Все-таки сажусь в кресло, боюсь, что мой гость сделает то же самое, и кресло после него придется выбросить. Гость как будто снова понимает мое замешательство, устраивается на полу, скрестив ноги, отчего мне становится совсем не по себе.
– Видите ли, это доказал еще мистер Пен…
Почему мой голос не слушается меня, почему он звучит так странно, ну а как ему еще звучать здесь, в исполинском зале, потолок которого теряется в тумане, в вышине. Здесь и голос становится чужой – родное пощелкивание клавиш кажется пугающим, нездешним, и сама диссертация кажется чужой, будто не я писал.
– …а позвольте-позвольте… – «Пишущий Шар» встает, обращается ко мне, хоть убейте, не помню его имени, для меня он просто Пишущий Шар, – а кто такой этот мистер Пен?
– …ну как же, мистер Пен, разработчик…
– …а можно какую-нибудь ссылочку на мистера Пена?
– Да, конечно же, – с готовностью открываю диссертацию, листаю страницы.
– Гхм… – Пишущий Шар хмурится – что-то я не припомню, чтобы в этой книге говорилось про мистера Пена.
– Давайте посмотрим, – бросаюсь к книжным полкам, перебираю корешки, вытаскиваю нужный фолиант, – вот, взгляните пожа…
…все так и холодеет внутри. Нет, этого не может быть, я же четко помню, что именно здесь на этой странице было про мистера Пена, и даже фотография его была, быть не может, чтобы не было, листаю страницы, туда-сюда…
– Господин Ремингтон, вы испытываете терпение комиссии…
– Сейчас… сию минуту… – выискиваю еще одну книжицу, отчаянно листаю, вот же, вот про мис… э-э-э… и снова ничего нет, да быть не может, чтобы ничего не было…

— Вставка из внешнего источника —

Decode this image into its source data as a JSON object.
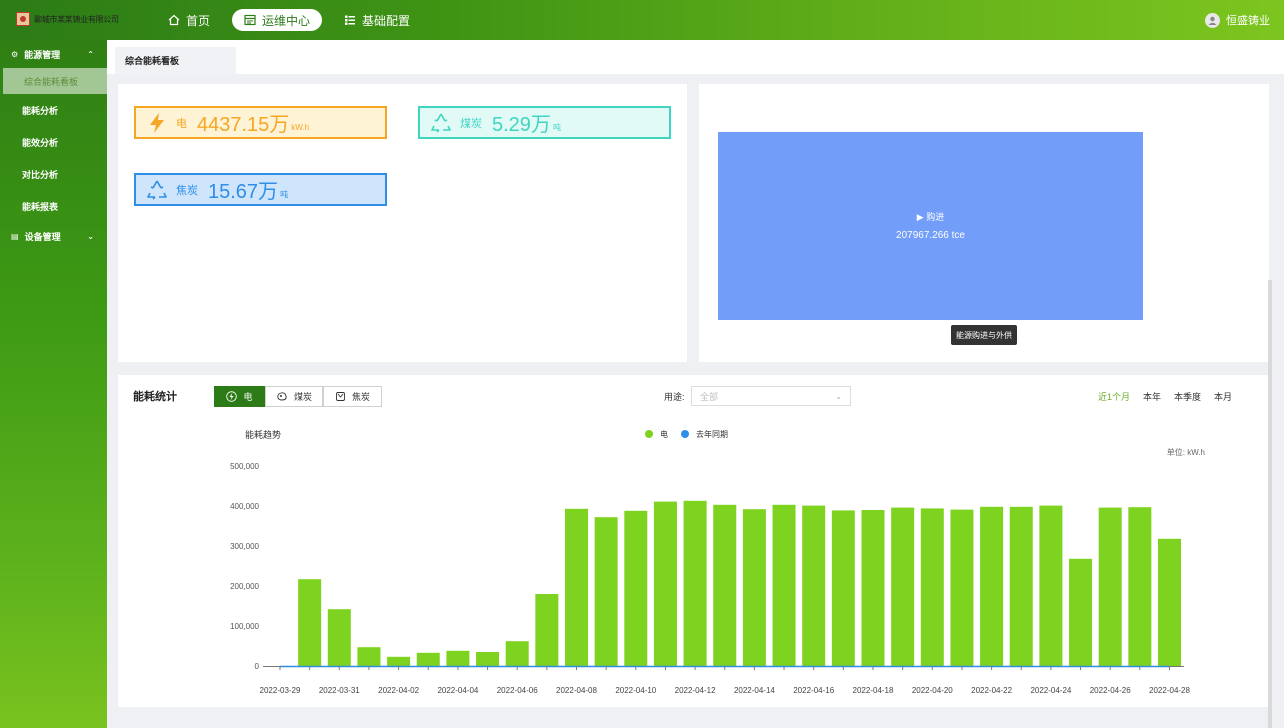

– Господин Ремингтон, с какой целью вы вводите комиссию в заблуждение?
Хочу сделать последнюю отчаянную попытку, броситься домой через весь город, похватать с полок книги, принести сюда, распахнуть перед всеми перед этими, вот, смотрите, смотрите, смотрите, – понимаю, что я этого не сделаю, и что-то подсказывает мне, что на страницах тех книг про мистера Пена тоже ничего нет.
Смущенно кланяюсь, иду к выходу, как будто с позором – они даже не смотрят мне вслед, показывая тем самым свое глубочайшее презрение к обманщику. На мое счастье они не ожидают, что я буду делать дальше, они не смотрят, как я стреляю в них, в одного за другим, раз, два, три – летят во все стороны рычаги и шестеренки, выстрелы разлетаются в зале оглушительным эхом.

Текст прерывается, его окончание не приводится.